Saturday, September 20, 2008

Delinquent Cigarette Retailers May Be Liable Under RICO for NYC’s “Lost Taxes”

This posting was written by Mark Engstrom, Editor of CCH RICO Business Disputes Guide.

The City of New York had standing to bring civil RICO claims against out-of-state cigarette retailers that failed to submit monthly sales reports to the State of New York, the U.S. Court of Appeals has ruled. The retailers’ conduct allegedly prevented the city from collecting tens, perhaps hundreds, of millions of dollars a year in excise taxes.

Monthly Sales Reports

Congress enacted the Jenkins Act in 1949 to require cigarette retailers to file monthly sales reports with the tobacco tax administrators of the states where they had shipped cigarettes. The reports include information such as the name and address of each out-of-state consumer who purchased cigarettes during the prior month, and the quantity of cigarettes that each had purchased.

The City of New York alleged that that the retailers had engaged in a pattern of racketeering activity by committing a “predicate act” of mail or wire fraud each time they used the mails or wires to sell cigarettes to city residents without complying with the Act’s reporting requirements. To succeed in its RICO claim, the city had to show: (1) a substantive RICO violation under Section 1962; (2) an injury to its business or property; and (3) causation (i.e., the alleged injury occurred “by reason of “the substantive RICO violation).

Substantive Violation

To state a claim under RICO Section 1962, the city had to allege that the retailers conducted an enterprise through a pattern of racketeering activity. It was “settled law” in the Second Circuit that a Jenkins Act violation could form the basis of a wire or mail fraud conviction.

The City identified RICO persons—employees and/or officers of the retailers—who allegedly directed the enterprise to: (1) conceal cigarette sales from state tax authorities by not filing Jenkins Act reports and (2) use misrepresentations to sell cigarettes via the mails or wires to residents of New York City. It further alleged that this conduct amounted to a scheme to defraud the City of its use taxes because it deprived the City of the information it needed to charge and collect those taxes.

According to the court, these allegations sufficiently alleged a fraudulent scheme or artifice that was furthered by the use of mails or wires.

As to the “enterprise” requirement, the U.S. Supreme Court has determined that a plaintiff must allege and prove the existence of two distinct entities: a RICO “person” and an enterprise that is not simply the same person referred to by a different name.

Although the City’s allegations were sufficient to meet the distinctiveness requirement with respect to enterprises that the court characterized as the “primary” enterprises (i.e., corporate entities that were alleged to be passive enterprises , with officers and/or directors acting as RICO persons who conduct the affairs of the enterprise in violation of RICO) , the court determined that they were not sufficient with respect to the alleged association-in-fact enterprises (associations consisting of a defendant entity and a third party, with RICO persons consisting of a defendant entity and a third party, with RICO persons consisting of the defendant entities and, in general, the officers and/or directors of the entities that compose the enterprise).

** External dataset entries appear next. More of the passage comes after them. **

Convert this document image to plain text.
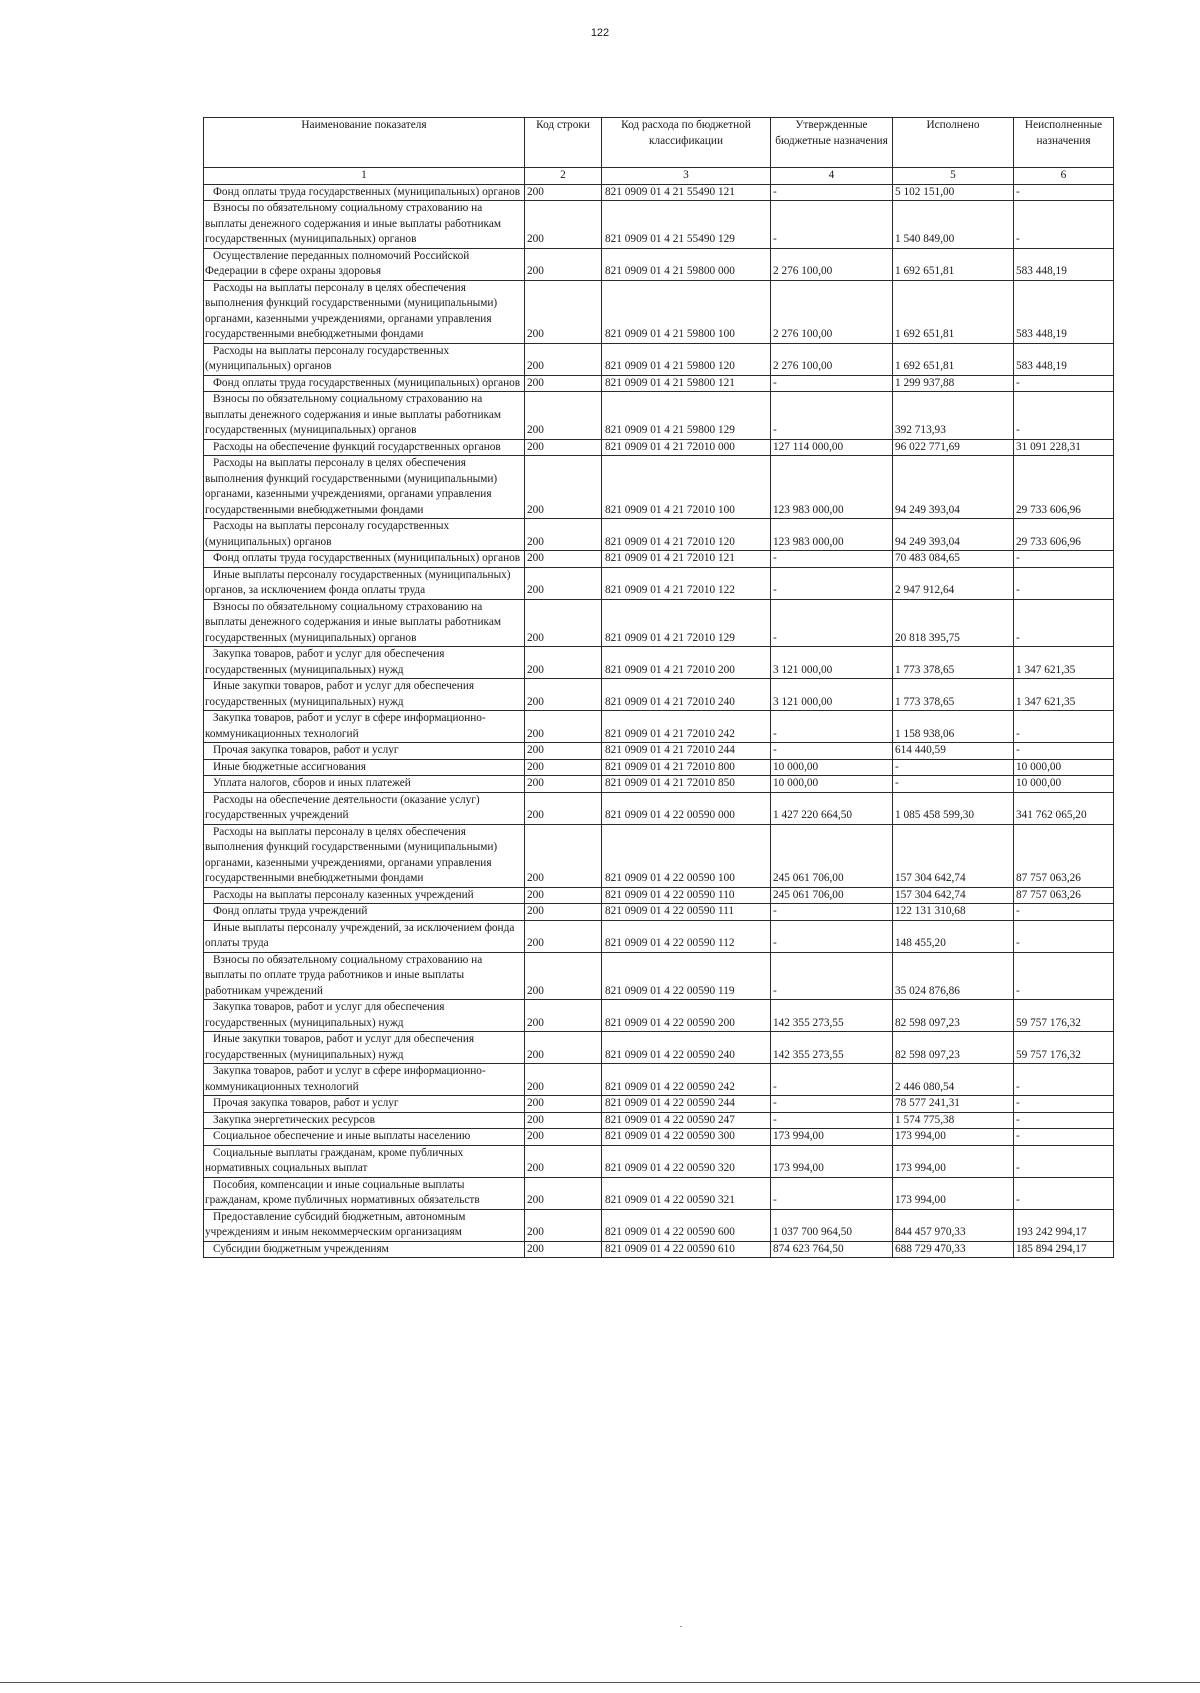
122
Наименование показателя	Код строки	Код расхода по бюджетной классификации	Утвержденные бюджетные назначения	Исполнено	Неисполненные назначения
1	2	3	4	5	6
Фонд оплаты труда государственных (муниципальных) органов	200	821 0909 01 4 21 55490 121	-	5 102 151,00	-
Взносы по обязательному социальному страхованию на выплаты денежного содержания и иные выплаты работникам государственных (муниципальных) органов	200	821 0909 01 4 21 55490 129	-	1 540 849,00	-
Осуществление переданных полномочий Российской Федерации в сфере охраны здоровья	200	821 0909 01 4 21 59800 000	2 276 100,00	1 692 651,81	583 448,19
Расходы на выплаты персоналу в целях обеспечения выполнения функций государственными (муниципальными) органами, казенными учреждениями, органами управления государственными внебюджетными фондами	200	821 0909 01 4 21 59800 100	2 276 100,00	1 692 651,81	583 448,19
Расходы на выплаты персоналу государственных (муниципальных) органов	200	821 0909 01 4 21 59800 120	2 276 100,00	1 692 651,81	583 448,19
Фонд оплаты труда государственных (муниципальных) органов	200	821 0909 01 4 21 59800 121	-	1 299 937,88	-
Взносы по обязательному социальному страхованию на выплаты денежного содержания и иные выплаты работникам государственных (муниципальных) органов	200	821 0909 01 4 21 59800 129	-	392 713,93	-
Расходы на обеспечение функций государственных органов	200	821 0909 01 4 21 72010 000	127 114 000,00	96 022 771,69	31 091 228,31
Расходы на выплаты персоналу в целях обеспечения выполнения функций государственными (муниципальными) органами, казенными учреждениями, органами управления государственными внебюджетными фондами	200	821 0909 01 4 21 72010 100	123 983 000,00	94 249 393,04	29 733 606,96
Расходы на выплаты персоналу государственных (муниципальных) органов	200	821 0909 01 4 21 72010 120	123 983 000,00	94 249 393,04	29 733 606,96
Фонд оплаты труда государственных (муниципальных) органов	200	821 0909 01 4 21 72010 121	-	70 483 084,65	-
Иные выплаты персоналу государственных (муниципальных) органов, за исключением фонда оплаты труда	200	821 0909 01 4 21 72010 122	-	2 947 912,64	-
Взносы по обязательному социальному страхованию на выплаты денежного содержания и иные выплаты работникам государственных (муниципальных) органов	200	821 0909 01 4 21 72010 129	-	20 818 395,75	-
Закупка товаров, работ и услуг для обеспечения государственных (муниципальных) нужд	200	821 0909 01 4 21 72010 200	3 121 000,00	1 773 378,65	1 347 621,35
Иные закупки товаров, работ и услуг для обеспечения государственных (муниципальных) нужд	200	821 0909 01 4 21 72010 240	3 121 000,00	1 773 378,65	1 347 621,35
Закупка товаров, работ и услуг в сфере информационно-коммуникационных технологий	200	821 0909 01 4 21 72010 242	-	1 158 938,06	-
Прочая закупка товаров, работ и услуг	200	821 0909 01 4 21 72010 244	-	614 440,59	-
Иные бюджетные ассигнования	200	821 0909 01 4 21 72010 800	10 000,00	-	10 000,00
Уплата налогов, сборов и иных платежей	200	821 0909 01 4 21 72010 850	10 000,00	-	10 000,00
Расходы на обеспечение деятельности (оказание услуг) государственных учреждений	200	821 0909 01 4 22 00590 000	1 427 220 664,50	1 085 458 599,30	341 762 065,20
Расходы на выплаты персоналу в целях обеспечения выполнения функций государственными (муниципальными) органами, казенными учреждениями, органами управления государственными внебюджетными фондами	200	821 0909 01 4 22 00590 100	245 061 706,00	157 304 642,74	87 757 063,26
Расходы на выплаты персоналу казенных учреждений	200	821 0909 01 4 22 00590 110	245 061 706,00	157 304 642,74	87 757 063,26
Фонд оплаты труда учреждений	200	821 0909 01 4 22 00590 111	-	122 131 310,68	-
Иные выплаты персоналу учреждений, за исключением фонда оплаты труда	200	821 0909 01 4 22 00590 112	-	148 455,20	-
Взносы по обязательному социальному страхованию на выплаты по оплате труда работников и иные выплаты работникам учреждений	200	821 0909 01 4 22 00590 119	-	35 024 876,86	-
Закупка товаров, работ и услуг для обеспечения государственных (муниципальных) нужд	200	821 0909 01 4 22 00590 200	142 355 273,55	82 598 097,23	59 757 176,32
Иные закупки товаров, работ и услуг для обеспечения государственных (муниципальных) нужд	200	821 0909 01 4 22 00590 240	142 355 273,55	82 598 097,23	59 757 176,32
Закупка товаров, работ и услуг в сфере информационно-коммуникационных технологий	200	821 0909 01 4 22 00590 242	-	2 446 080,54	-
Прочая закупка товаров, работ и услуг	200	821 0909 01 4 22 00590 244	-	78 577 241,31	-
Закупка энергетических ресурсов	200	821 0909 01 4 22 00590 247	-	1 574 775,38	-
Социальное обеспечение и иные выплаты населению	200	821 0909 01 4 22 00590 300	173 994,00	173 994,00	-
Социальные выплаты гражданам, кроме публичных нормативных социальных выплат	200	821 0909 01 4 22 00590 320	173 994,00	173 994,00	-
Пособия, компенсации и иные социальные выплаты гражданам, кроме публичных нормативных обязательств	200	821 0909 01 4 22 00590 321	-	173 994,00	-
Предоставление субсидий бюджетным, автономным учреждениям и иным некоммерческим организациям	200	821 0909 01 4 22 00590 600	1 037 700 964,50	844 457 970,33	193 242 994,17
Субсидии бюджетным учреждениям	200	821 0909 01 4 22 00590 610	874 623 764,50	688 729 470,33	185 894 294,17
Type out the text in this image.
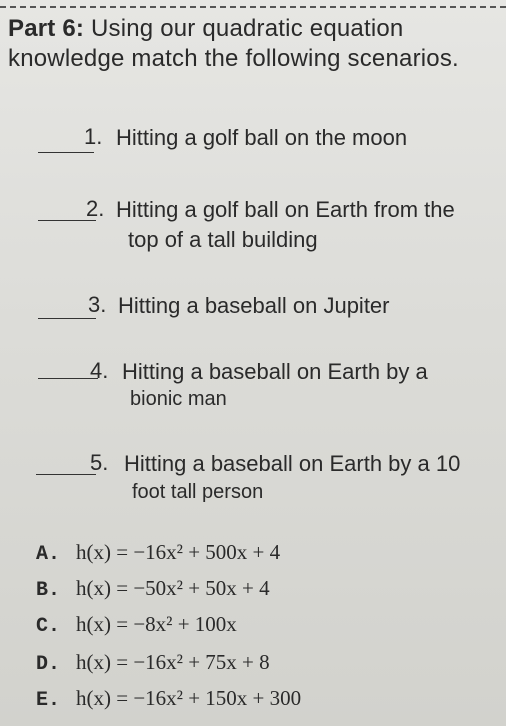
Part 6: Using our quadratic equation
knowledge match the following scenarios.
1. Hitting a golf ball on the moon
2. Hitting a golf ball on Earth from the
top of a tall building
3. Hitting a baseball on Jupiter
4. Hitting a baseball on Earth by a
bionic man
5. Hitting a baseball on Earth by a 10
foot tall person
A. h(x) = −16x² + 500x + 4
B. h(x) = −50x² + 50x + 4
C. h(x) = −8x² + 100x
D. h(x) = −16x² + 75x + 8
E. h(x) = −16x² + 150x + 300
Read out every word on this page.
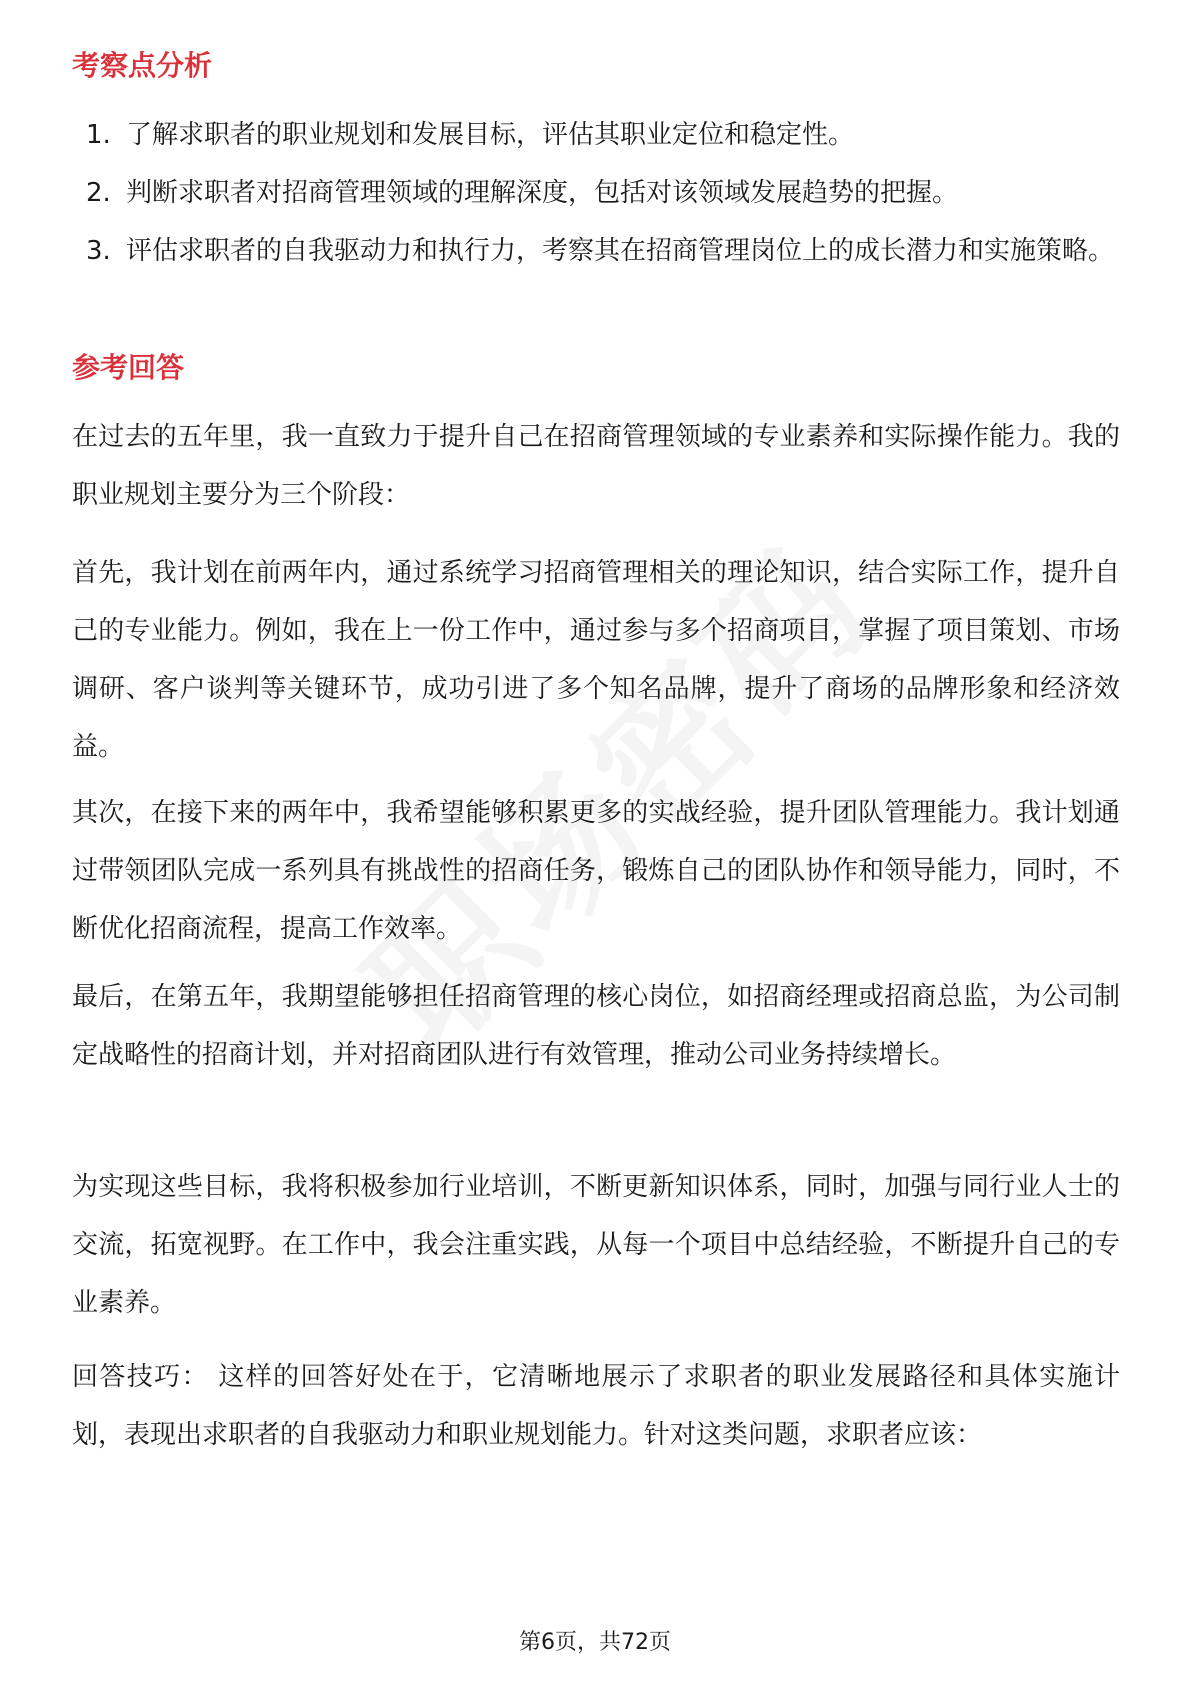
考察点分析
1. 了解求职者的职业规划和发展目标，评估其职业定位和稳定性。
2. 判断求职者对招商管理领域的理解深度，包括对该领域发展趋势的把握。
3. 评估求职者的自我驱动力和执行力，考察其在招商管理岗位上的成长潜力和实施策略。
参考回答

在过去的五年里，我一直致力于提升自己在招商管理领域的专业素养和实际操作能力。我的职业规划主要分为三个阶段：

首先，我计划在前两年内，通过系统学习招商管理相关的理论知识，结合实际工作，提升自己的专业能力。例如，我在上一份工作中，通过参与多个招商项目，掌握了项目策划、市场调研、客户谈判等关键环节，成功引进了多个知名品牌，提升了商场的品牌形象和经济效益。

其次，在接下来的两年中，我希望能够积累更多的实战经验，提升团队管理能力。我计划通过带领团队完成一系列具有挑战性的招商任务，锻炼自己的团队协作和领导能力，同时，不断优化招商流程，提高工作效率。

最后，在第五年，我期望能够担任招商管理的核心岗位，如招商经理或招商总监，为公司制定战略性的招商计划，并对招商团队进行有效管理，推动公司业务持续增长。

为实现这些目标，我将积极参加行业培训，不断更新知识体系，同时，加强与同行业人士的交流，拓宽视野。在工作中，我会注重实践，从每一个项目中总结经验，不断提升自己的专业素养。

回答技巧： 这样的回答好处在于，它清晰地展示了求职者的职业发展路径和具体实施计划，表现出求职者的自我驱动力和职业规划能力。针对这类问题，求职者应该：

第6页，共72页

The retailers unsuccessfully argued that the City’s “lost taxes” did not constitute an injury to the City’s business or property because the loss was not incurred in a commercial transaction. The retailers based this argument on dicta that the court expressly rejected. Because lost taxes could indeed constitute an injury to the City’s business or property for purposes of RICO, the City adequately satisfied RICO’s injury requirement, in the court’s view.


The City also met RICO’s causation requirement, according to the court. More specifically, the City alleged that it had been injured (via lost revenues) by the retailer’s RICO violations (the predicate acts of mail and wire fraud), which were committed in furtherance of a scheme to defraud the City of taxes. The purported loss of tax revenue was directly caused by the alleged schemes to defraud the City. The fact that the State of New York also may have been injured by the schemes did not render the injury any less direct.

The September 2 decision is City of New York v., Inc., CCH RICO Business Disputes Guide ¶11,547.